Yemen Cumhurbaşkanı Abdurabbih Mansur Hadi, Cumhurbaşkanı Yardımcısı Ali Muhsin El-Ahmer’i görevden aldıktan sonra kendi yetkilerini de yeni oluşturulan Başkanlık Konseyi’ne bir daha geri almamak üzere devretti.
Böylece ülkesinden uzakta adeta rehine hayatı yaşayan ve Suudi Arabistan-Birleşik Arap Emirlikleri (BAE) Koalisyonu’nun kuklası olmakla eleştirilen Hadi’nin dönemi son ermiş oldu.
Hadi’ye yakın isimler yetki devri öncesi Yemen Cumhurbaşkanı’nın ve oğlunun Suudi Arabistan Kraliyet Divanı’na çağrılarak tehdit edildiklerini ve baskıya maruz kaldıklarını söylüyor.
Geçiş döneminde siyasi, askeri ve güvenlikle ilgili görevleri yerine getirecek Başkanlık Konseyi sekiz kişiden oluşuyor.
Reşad El-Uleymi başkanlığındaki konseyde yer alan isimlerden dördünün BAE tarafından desteklenen kişiler olduğu belirtiliyor.
Görünüşe göre Başkanlık Konseyi’nin ilanının hemen ardından Yemen’e 3 milyar dolarlık acil yardım sağlayacaklarını açıklayan Suudi Arabistan ve BAE üyelikleri paylaşmışlar.
Körfez İşbirliği Konseyi (KİK) gözetiminde Riyad’da düzenlenen ve bir hafta süren geniş kapsamlı diyalog toplantılarının ardından oluşturulan Başkanlık Konseyi’nde kuzey ve güney bölgelerinin temsilinde bir tür denge kurulmaya çalışılmış.
BAE tarafından desteklenen Güney Geçiş Konseyi (GGK) Başkanı Ayderus Es-Zubeydi de Başkanlık Konseyi’nde yer alan isimlerden.
Yönetime katılan Ez-Zübeydi’nin ayrılıkçı çizgisini terk edip etmeyeceği sorusu gündemde.
İlk toplantısını Riyad’da gerçekleştiren Başkanlık Konseyi’nin ülkeyi Hadi gibi Suudi Arabistan-BAE kontrolünde uzaktan mı yoksa Aden’e dönerek geçici başkentten mi yöneteceği bir başka soru.
Bu soruların cevabını ilerleyen günler gösterecek.
Fakat Ez-Zübeydi’nin bir yandan Başkanlık Konseyi Başkan Yardımcısı olarak görev yaparken diğer yandan GGK Başkanlığını sürdürecek olması Güney Yemen’i yeniden müstakil ülke yapma hayalinden vazgeçmeyeceğine ve yeni görevini ayrılıkçı emellerine hizmet için kullanacağına işaret ediyor.
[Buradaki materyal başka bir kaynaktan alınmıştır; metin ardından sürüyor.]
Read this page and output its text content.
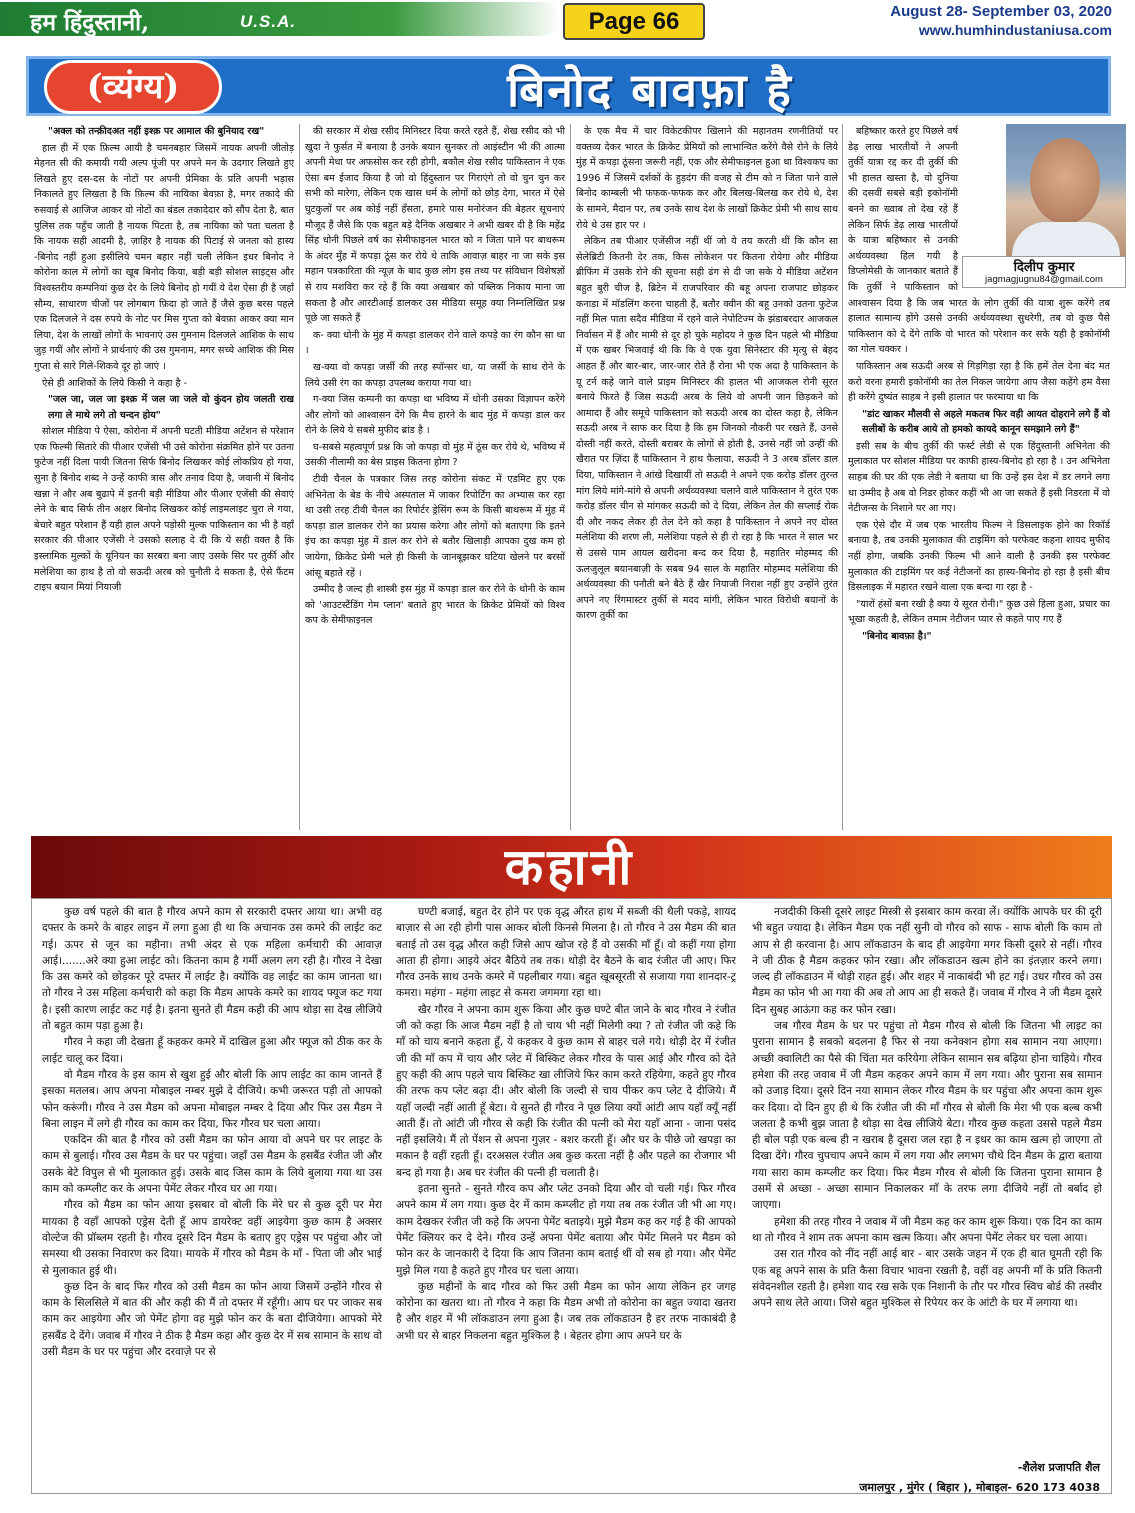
हम हिंदुस्तानी,	U.S.A.	Page 66	August 28- September 03, 2020
www.humhindustaniusa.com
(व्यंग्य)	बिनोद बावफ़ा है

"अक्ल को तन्क़ीदअत नहीं इश्क़ पर आमाल की बुनियाद रख"

हाल ही में एक फ़िल्म आयी है चमनबहार जिसमें नायक अपनी जीतोड़ मेहनत सी की कमायी गयी अल्प पूंजी पर अपने मन के उदगार लिखते हुए लिखते हुए दस-दस के नोटों पर अपनी प्रेमिका के प्रति अपनी भड़ास निकालते हुए लिखता है कि फ़िल्म की नायिका बेवफ़ा है, मगर तकादे की रुसवाई से आजिज आकर वो नोटों का बंडल तकादेदार को सौंप देता है, बात पुलिस तक पहुँच जाती है नायक पिटता है, तब नायिका को पता चलता है कि नायक सही आदमी है, ज़ाहिर है नायक की पिटाई से जनता को हास्य -बिनोद नहीं हुआ इसीलिये चमन बहार नहीं चली लेकिन इधर बिनोद ने कोरोना काल में लोगों का खूब बिनोद किया, बड़ी बड़ी सोशल साइट्स और विश्वस्तरीय कम्पनियां कुछ देर के लिये बिनोद हो गयीं ये देश ऐसा ही है जहाँ सौम्य, साधारण चीजों पर लोगबाग फ़िदा हो जाते हैं जैसे कुछ बरस पहले एक दिलजले ने दस रुपये के नोट पर मिस गुप्ता को बेवफ़ा आकर क्या मान लिया, देश के लाखों लोगों के भावनाएं उस गुमनाम दिलजले आशिक के साथ जुड़ गयीं और लोगों ने प्रार्थनाएं की उस गुमनाम, मगर सच्चे आशिक की मिस गुप्ता से सारे गिले-शिकवे दूर हो जाएं ।

ऐसे ही आशिकों के लिये किसी ने कहा है -

"जल जा, जल जा इश्क़ में जल जा जले वो कुंदन होय जलती राख लगा ले माथे लगे तो चन्दन होय"

सोशल मीडिया पे ऐसा, कोरोना में अपनी घटती मीडिया अटेंशन से परेशान एक फिल्मी सितारे की पीआर एजेंसी भी उसे कोरोना संक्रमित होने पर उतना फुटेज नहीं दिला पायी जितना सिर्फ बिनोद लिखकर कोई लोकप्रिय हो गया, सुना है बिनोद शब्द ने उन्हें काफी त्रास और तनाव दिया है, जवानी में बिनोद खन्ना ने और अब बुढापे में इतनी बड़ी मीडिया और पीआर एजेंसी की सेवाएं लेने के बाद सिर्फ तीन अक्षर बिनोद लिखकर कोई लाइमलाइट चुरा ले गया, बेचारे बहुत परेशान हैं यही हाल अपने पड़ोसी मुल्क पाकिस्तान का भी है वहाँ सरकार की पीआर एजेंसी ने उसको सलाह दे दी कि ये सही वक्त है कि इस्लामिक मुल्कों के यूनियन का सरबरा बना जाए उसके सिर पर तुर्की और मलेशिया का हाथ है तो वो सऊदी अरब को चुनौती दे सकता है, ऐसे फैंटम टाइप बयान मियां नियाजी

की सरकार में शेख रसीद मिनिस्टर दिया करते रहते हैं, शेख रसीद को भी खुदा ने फुर्सत में बनाया है उनके बयान सुनकर तो आइंस्टीन भी की आत्मा अपनी मेधा पर अफसोस कर रही होगी, बकौल शेख रसीद पाकिस्तान ने एक ऐसा बम ईजाद किया है जो वो हिंदुस्तान पर गिराएंगे तो वो चुन चुन कर सभी को मारेगा, लेकिन एक खास धर्म के लोगों को छोड़ देगा, भारत में ऐसे घुटकुलों पर अब कोई नहीं हँसता, हमारे पास मनोरंजन की बेहतर सूचनाएं मौजूद हैं जैसे कि एक बहुत बड़े दैनिक अखबार ने अभी खबर दी है कि महेंद्र सिंह धोनी पिछले वर्ष का सेमीफाइनल भारत को न जिता पाने पर बाथरूम के अंदर मुँह में कपड़ा ठूंस कर रोये थे ताकि आवाज़ बाहर ना जा सके इस महान पत्रकारिता की न्यूज़ के बाद कुछ लोग इस तथ्य पर संविधान विशेषज्ञों से राय मशविरा कर रहे हैं कि क्या अखबार को पब्लिक निकाय माना जा सकता है और आरटीआई डालकर उस मीडिया समूह क्या निम्नलिखित प्रश्न पूछे जा सकते हैं

क- क्या धोनी के मुंह में कपड़ा डालकर रोने वाले कपड़े का रंग कौन सा था ।

ख-क्या वो कपड़ा जर्सी की तरह स्पॉन्सर था, या जर्सी के साथ रोने के लिये उसी रंग का कपड़ा उपलब्ध कराया गया था।

ग-क्या जिस कम्पनी का कपड़ा था भविष्य में धोनी उसका विज्ञापन करेंगे और लोगों को आश्वासन देंगे कि मैच हारने के बाद मुंह में कपड़ा डाल कर रोने के लिये ये सबसे मुफीद ब्रांड है ।

घ-सबसे महत्वपूर्ण प्रश्न कि जो कपड़ा वो मुंह में ठूंस कर रोये थे, भविष्य में उसकी नीलामी का बेस प्राइस कितना होगा ?

टीवी चैनल के पत्रकार जिस तरह कोरोना संकट में एडमिट हुए एक अभिनेता के बेड के नीचे अस्पताल में जाकर रिपोर्टिंग का अभ्यास कर रहा था उसी तरह टीवी चैनल का रिपोर्टर ड्रेसिंग रूम के किसी बाथरूम में मुंह में कपड़ा डाल डालकर रोने का प्रयास करेगा और लोगों को बताएगा कि इतने इंच का कपड़ा मुंह में डाल कर रोने से बतौर खिलाड़ी आपका दुख कम हो जायेगा, क्रिकेट प्रेमी भले ही किसी के जानबूझकर घटिया खेलने पर बरसों आंसू बहाते रहें ।

उम्मीद है जल्द ही शास्त्री इस मुंह में कपड़ा डाल कर रोने के धोनी के काम को 'आउटस्टैंडिंग गेम प्लान' बताते हुए भारत के क्रिकेट प्रेमियों को विश्व कप के सेमीफाइनल

के एक मैच में चार विकेटकीपर खिलाने की महानतम रणनीतियों पर वक्तव्य देकर भारत के क्रिकेट प्रेमियों को लाभान्वित करेंगे वैसे रोने के लिये मुंह में कपड़ा ठूंसना जरूरी नहीं, एक और सेमीफाइनल हुआ था विश्वकप का 1996 में जिसमें दर्शकों के हुड़दंग की वजह से टीम को न जिता पाने वाले बिनोद काम्बली भी फफक-फफक कर और बिलख-बिलख कर रोये थे, देश के सामने, मैदान पर, तब उनके साथ देश के लाखों क्रिकेट प्रेमी भी साथ साथ रोये थे उस हार पर ।

लेकिन तब पीआर एजेंसीज नहीं थीं जो ये तय करती थीं कि कौन सा सेलेब्रिटी कितनी देर तक, किस लोकेशन पर कितना रोयेगा और मीडिया ब्रीफिंग में उसके रोने की सूचना सही ढंग से दी जा सके ये मीडिया अटेंशन बहुत बुरी चीज है, ब्रिटेन में राजपरिवार की बहू अपना राजपाट छोड़कर कनाडा में मॉडलिंग करना चाहती हैं, बतौर क्वीन की बहू उनको उतना फुटेज नहीं मिल पाता सदैव मीडिया में रहने वाले नेपोटिज्म के झंडाबरदार आजकल निर्वासन में हैं और मामी से दूर हो चुके महोदय ने कुछ दिन पहले भी मीडिया में एक खबर भिजवाई थी कि कि वे एक युवा सिनेस्टार की मृत्यु से बेहद आहत हैं और बार-बार, जार-जार रोते हैं रोना भी एक अदा है पाकिस्तान के यू टर्न कहे जाने वाले प्राइम मिनिस्टर की हालत भी आजकल रोनी सूरत बनाये फिरते हैं जिस सऊदी अरब के लिये वो अपनी जान छिड़कने को आमादा हैं और समूचे पाकिस्तान को सऊदी अरब का दोस्त कहा है, लेकिन सऊदी अरब ने साफ कर दिया है कि हम जिनको नौकरी पर रखते हैं, उनसे दोस्ती नहीं करते, दोस्ती बराबर के लोगों से होती है, उनसे नहीं जो उन्हीं की खैरात पर ज़िंदा हैं पाकिस्तान ने हाथ फैलाया, सऊदी ने 3 अरब डॉलर डाल दिया, पाकिस्तान ने आंखे दिखायीं तो सऊदी ने अपने एक करोड़ डॉलर तुरन्त मांग लिये मांगे-मांगे से अपनी अर्थव्यवस्था चलाने वाले पाकिस्तान ने तुरंत एक करोड़ डॉलर चीन से मांगकर सऊदी को दे दिया, लेकिन तेल की सप्लाई रोक दी और नकद लेकर ही तेल देने को कहा है पाकिस्तान ने अपने नए दोस्त मलेशिया की शरण ली, मलेशिया पहले से ही रो रहा है कि भारत ने साल भर से उससे पाम आयल खरीदना बन्द कर दिया है, महातिर मोहम्मद की ऊलजुलूल बयानबाज़ी के सबब 94 साल के महातिर मोहम्मद मलेशिया की अर्थव्यवस्था की पनौती बने बैठे हैं खैर नियाजी निराश नहीं हुए उन्होंने तुरंत अपने नए रिंगमास्टर तुर्की से मदद मांगी, लेकिन भारत विरोधी बयानों के कारण तुर्की का

बहिष्कार करते हुए पिछले वर्ष डेढ़ लाख भारतीयों ने अपनी तुर्की यात्रा रद्द कर दी तुर्की की भी हालत खस्ता है, वो दुनिया की दसवीं सबसे बड़ी इकोनॉमी बनने का ख्वाब तो देख रहे हैं लेकिन सिर्फ डेढ़ लाख भारतीयों के यात्रा बहिष्कार से उनकी अर्थव्यवस्था हिल गयी है डिप्लोमेसी के जानकार बताते हैं कि तुर्की ने पाकिस्तान को आश्वासन दिया है कि जब भारत के लोग तुर्की की यात्रा शुरू करेंगे तब हालात सामान्य होंगे उससे उनकी अर्थव्यवस्था सुधरेगी, तब वो कुछ पैसे पाकिस्तान को दे देंगे ताकि वो भारत को परेशान कर सके यही है इकोनॉमी का गोल चक्कर ।

पाकिस्तान अब सऊदी अरब से गिड़गिड़ा रहा है कि हमें तेल देना बंद मत करो वरना हमारी इकोनॉमी का तेल निकल जायेगा आप जैसा कहेंगे हम वैसा ही करेंगे दुष्यंत साहब ने इसी हालात पर फरमाया था कि

"डांट खाकर मौलवी से अहले मकतब फिर वही आयत दोहराने लगे हैं वो सलीबों के करीब आये तो हमको कायदे कानून समझाने लगे हैं"

इसी सब के बीच तुर्की की फर्स्ट लेडी से एक हिंदुस्तानी अभिनेता की मुलाकात पर सोशल मीडिया पर काफी हास्य-बिनोद हो रहा है । उन अभिनेता साहब की घर की एक लेडी ने बताया था कि उन्हें इस देश में डर लगने लगा था उम्मीद है अब वो निडर होकर कहीं भी आ जा सकते हैं इसी निडरता में वो नेटीजन्स के निशाने पर आ गए।

एक ऐसे दौर में जब एक भारतीय फिल्म ने डिसलाइक होने का रिकॉर्ड बनाया है, तब उनकी मुलाकात की टाइमिंग को परफेक्ट कहना शायद मुफीद नहीं होगा, जबकि उनकी फिल्म भी आने वाली है उनकी इस परफेक्ट मुलाकात की टाइमिंग पर कई नेटीजनों का हास्य-बिनोद हो रहा है इसी बीच डिसलाइक में महारत रखने वाला एक बन्दा गा रहा है -

"यारों हंसों बना रखी है क्या ये सूरत रोनी।" कुछ उसे हिला हुआ, प्रचार का भूखा कहती है, लेकिन तमाम नेटीजन प्यार से कहते पाए गए हैं

"बिनोद बावफ़ा है।"

दिलीप कुमार
jagmagjugnu84@gmail.com
कहानी

कुछ वर्ष पहले की बात है गौरव अपने काम से सरकारी दफ्तर आया था। अभी वह दफ्तर के कमरे के बाहर लाइन में लगा हुआ ही था कि अचानक उस कमरे की लाईट कट गई। ऊपर से जून का महीना। तभी अंदर से एक महिला कर्मचारी की आवाज़ आई।.......अरे क्या हुआ लाईट को। कितना काम है गर्मी अलग लग रही है। गौरव ने देखा कि उस कमरे को छोड़कर पूरे दफ्तर में लाईट है। क्योंकि वह लाईट का काम जानता था। तो गौरव ने उस महिला कर्मचारी को कहा कि मैडम आपके कमरे का शायद फ्यूज कट गया है। इसी कारण लाईट कट गई है। इतना सुनते ही मैडम कही की आप थोड़ा सा देख लीजिये तो बहुत काम पड़ा हुआ है।

गौरव ने कहा जी देखता हूँ कहकर कमरे में दाखिल हुआ और फ्यूज को ठीक कर के लाईट चालू कर दिया।

वो मैडम गौरव के इस काम से खुश हुई और बोली कि आप लाईट का काम जानते हैं इसका मतलब। आप अपना मोबाइल नम्बर मुझे दे दीजिये। कभी जरूरत पड़ी तो आपको फोन करूंगी। गौरव ने उस मैडम को अपना मोबाइल नम्बर दे दिया और फिर उस मैडम ने बिना लाइन में लगे ही गौरव का काम कर दिया, फिर गौरव घर चला आया।

एकदिन की बात है गौरव को उसी मैडम का फोन आया वो अपने घर पर लाइट के काम से बुलाई। गौरव उस मैडम के घर पर पहुंचा। जहाँ उस मैडम के हसबैंड रंजीत जी और उसके बेटे विपुल से भी मुलाकात हुई। उसके बाद जिस काम के लिये बुलाया गया था उस काम को कम्प्लीट कर के अपना पेमेंट लेकर गौरव घर आ गया।

गौरव को मैडम का फोन आया इसबार वो बोली कि मेरे घर से कुछ दूरी पर मेरा मायका है वहाँ आपको एड्रेस देती हूँ आप डायरेक्ट वहीं आइयेगा कुछ काम है अक्सर वोल्टेज की प्रॉब्लम रहती है। गौरव दूसरे दिन मैडम के बताए हुए एड्रेस पर पहुंचा और जो समस्या थी उसका निवारण कर दिया। मायके में गौरव को मैडम के माँ - पिता जी और भाई से मुलाकात हुई थी।

कुछ दिन के बाद फिर गौरव को उसी मैडम का फोन आया जिसमें उन्होंने गौरव से काम के सिलसिले में बात की और कही की मैं तो दफ्तर में रहूँगी। आप घर पर जाकर सब काम कर आइयेगा और जो पेमेंट होगा वह मुझे फोन कर के बता दीजियेगा। आपको मेरे हसबैंड दे देंगे। जवाब में गौरव ने ठीक है मैडम कहा और कुछ देर में सब सामान के साथ वो उसी मैडम के घर पर पहुंचा और दरवाज़े पर से

घण्टी बजाई, बहुत देर होने पर एक वृद्ध औरत हाथ में सब्जी की थैली पकड़े, शायद बाज़ार से आ रही होगी पास आकर बोली किनसे मिलना है। तो गौरव ने उस मैडम की बात बताई तो उस वृद्ध औरत कही जिसे आप खोज रहे हैं वो उसकी माँ हूँ। वो कहीं गया होगा आता ही होगा। आइये अंदर बैठिये तब तक। थोड़ी देर बैठने के बाद रंजीत जी आए। फिर गौरव उनके साथ उनके कमरे में पहलीबार गया। बहुत खूबसूरती से सजाया गया शानदार-ट्र कमरा। महंगा - महंगा लाइट से कमरा जगमगा रहा था।

खैर गौरव ने अपना काम शुरू किया और कुछ घण्टे बीत जाने के बाद गौरव ने रंजीत जी को कहा कि आज मैडम नहीं है तो चाय भी नहीं मिलेगी क्या ? तो रंजीत जी कहे कि माँ को चाय बनाने कहता हूँ, ये कहकर वे कुछ काम से बाहर चले गये। थोड़ी देर में रंजीत जी की माँ कप में चाय और प्लेट में बिस्किट लेकर गौरव के पास आई और गौरव को देते हुए कही की आप पहले चाय बिस्किट खा लीजिये फिर काम करते रहियेगा, कहते हुए गौरव की तरफ कप प्लेट बढ़ा दी। और बोली कि जल्दी से चाय पीकर कप प्लेट दे दीजिये। मैं यहाँ जल्दी नहीं आती हूँ बेटा। ये सुनते ही गौरव ने पूछ लिया क्यों आंटी आप यहाँ क्यूँ नहीं आती हैं। तो आंटी जी गौरव से कही कि रंजीत की पत्नी को मेरा यहाँ आना - जाना पसंद नहीं इसलिये। मैं तो पेंशन से अपना गुज़र - बशर करती हूँ। और घर के पीछे जो खपड़ा का मकान है वहीं रहती हूँ। दरअसल रंजीत अब कुछ करता नहीं है और पहले का रोजगार भी बन्द हो गया है। अब घर रंजीत की पत्नी ही चलाती है।

इतना सुनते - सुनते गौरव कप और प्लेट उनको दिया और वो चली गई। फिर गौरव अपने काम में लग गया। कुछ देर में काम कम्प्लीट हो गया तब तक रंजीत जी भी आ गए। काम देखकर रंजीत जी कहे कि अपना पेमेंट बताइये। मुझे मैडम कह कर गई है की आपको पेमेंट क्लियर कर दे देने। गौरव उन्हें अपना पेमेंट बताया और पेमेंट मिलने पर मैडम को फोन कर के जानकारी दे दिया कि आप जितना काम बताई थीं वो सब हो गया। और पेमेंट मुझे मिल गया है कहते हुए गौरव घर चला आया।

कुछ महीनों के बाद गौरव को फिर उसी मैडम का फोन आया लेकिन हर जगह कोरोना का खतरा था। तो गौरव ने कहा कि मैडम अभी तो कोरोना का बहुत ज्यादा खतरा है और शहर में भी लॉकडाउन लगा हुआ है। जब तक लॉकडाउन है हर तरफ नाकाबंदी है अभी घर से बाहर निकलना बहुत मुश्किल है । बेहतर होगा आप अपने घर के

नजदीकी किसी दूसरे लाइट मिस्त्री से इसबार काम करवा लें। क्योंकि आपके घर की दूरी भी बहुत ज्यादा है। लेकिन मैडम एक नहीं सुनी वो गौरव को साफ - साफ बोली कि काम तो आप से ही करवाना है। आप लॉकडाउन के बाद ही आइयेगा मगर किसी दूसरे से नहीं। गौरव ने जी ठीक है मैडम कहकर फोन रखा। और लॉकडाउन खत्म होने का इंतज़ार करने लगा। जल्द ही लॉकडाउन में थोड़ी राहत हुई। और शहर में नाकाबंदी भी हट गई। उधर गौरव को उस मैडम का फोन भी आ गया की अब तो आप आ ही सकते हैं। जवाब में गौरव ने जी मैडम दूसरे दिन सुबह आऊंगा कह कर फोन रखा।

जब गौरव मैडम के घर पर पहुंचा तो मैडम गौरव से बोली कि जितना भी लाइट का पुराना सामान है सबको बदलना है फिर से नया कनेक्शन होगा सब सामान नया आएगा। अच्छी क्वालिटी का पैसे की चिंता मत करियेगा लेकिन सामान सब बढ़िया होना चाहिये। गौरव हमेशा की तरह जवाब में जी मैडम कहकर अपने काम में लग गया। और पुराना सब सामान को उजाड़ दिया। दूसरे दिन नया सामान लेकर गौरव मैडम के घर पहुंचा और अपना काम शुरू कर दिया। दो दिन हुए ही थे कि रंजीत जी की माँ गौरव से बोली कि मेरा भी एक बल्ब कभी जलता है कभी बुझ जाता है थोड़ा सा देख लीजिये बेटा। गौरव कुछ कहता उससे पहले मैडम ही बोल पड़ी एक बल्ब ही न खराब है दूसरा जल रहा है न इधर का काम खत्म हो जाएगा तो दिखा देंगे। गौरव चुपचाप अपने काम में लग गया और लगभग चौथे दिन मैडम के द्वारा बताया गया सारा काम कम्प्लीट कर दिया। फिर मैडम गौरव से बोली कि जितना पुराना सामान है उसमें से अच्छा - अच्छा सामान निकालकर माँ के तरफ लगा दीजिये नहीं तो बर्बाद हो जाएगा।

हमेशा की तरह गौरव ने जवाब में जी मैडम कह कर काम शुरू किया। एक दिन का काम था तो गौरव ने शाम तक अपना काम खत्म किया। और अपना पेमेंट लेकर घर चला आया।

उस रात गौरव को नींद नहीं आई बार - बार उसके जहन में एक ही बात घूमती रही कि एक बहू अपने सास के प्रति कैसा विचार भावना रखती है, वहीं वह अपनी माँ के प्रति कितनी संवेदनशील रहती है। हमेशा याद रख सके एक निशानी के तौर पर गौरव स्विच बोर्ड की तस्वीर अपने साथ लेते आया। जिसे बहुत मुश्किल से रिपेयर कर के आंटी के घर में लगाया था।

-शैलेश प्रजापति शैल
जमालपुर , मुंगेर ( बिहार ), मोबाइल- 620 173 4038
KİK, Husilere de Riyad’da düzenlenen diyalog toplantılarına katılma çağrısında bulunmuştu.
Yemen’in başkentini kontrolleri altında tutan İran destekli örgütün cevabı olumsuz oldu.
Suudi Arabistan-BAE Koalisyonu, Husilerin de katılımıyla Yemen’de kalıcı barışın sağlanmasını ve yıllardır süren askeri müdahaleye son vermeyi hedefliyor.
Başkanlık Konseyi’nin en önemli görevi bu konuda Husilerle yapılacak pazarlıkları yürütmek olacak.
Fakat bu görevin kolay olmayacağı kesin.
Çünkü Husiler, Yemen yönetiminin bir parçası olmak değil sahip olduğuna inandığı “ilahi hak” ile ülkenin tamamını yönetmek, Yemenli grupları muhatap olarak görmedikleri için Riyad ve Abu Dhabi’yle doğrudan pazarlık masasına oturmak istiyorlar.
İran’ın onayını almadan kendi başlarına karar vermeleri de imkânsız.
Nitekim Hadi’nin tüm yetkilerini Başkanlık Konseyi’ne devrettiğini ilan etmesinin ardından Yemen ordusunun kontrolündeki bölgelere saldırı başlattılar.
Suudi Arabistan-BAE Koalisyonu Nisan 2015’te Yemen’e askeri müdahalede bulunurken hedefi Sana’yı Husilerin işgalinden kurtarıp Hadi başkanlığındaki hükümetin başkente dönmesini sağlamaktı.
Yedi yıl sonra gelinen nokta Husilerin değil Hadi’nin tasfiyesi oldu.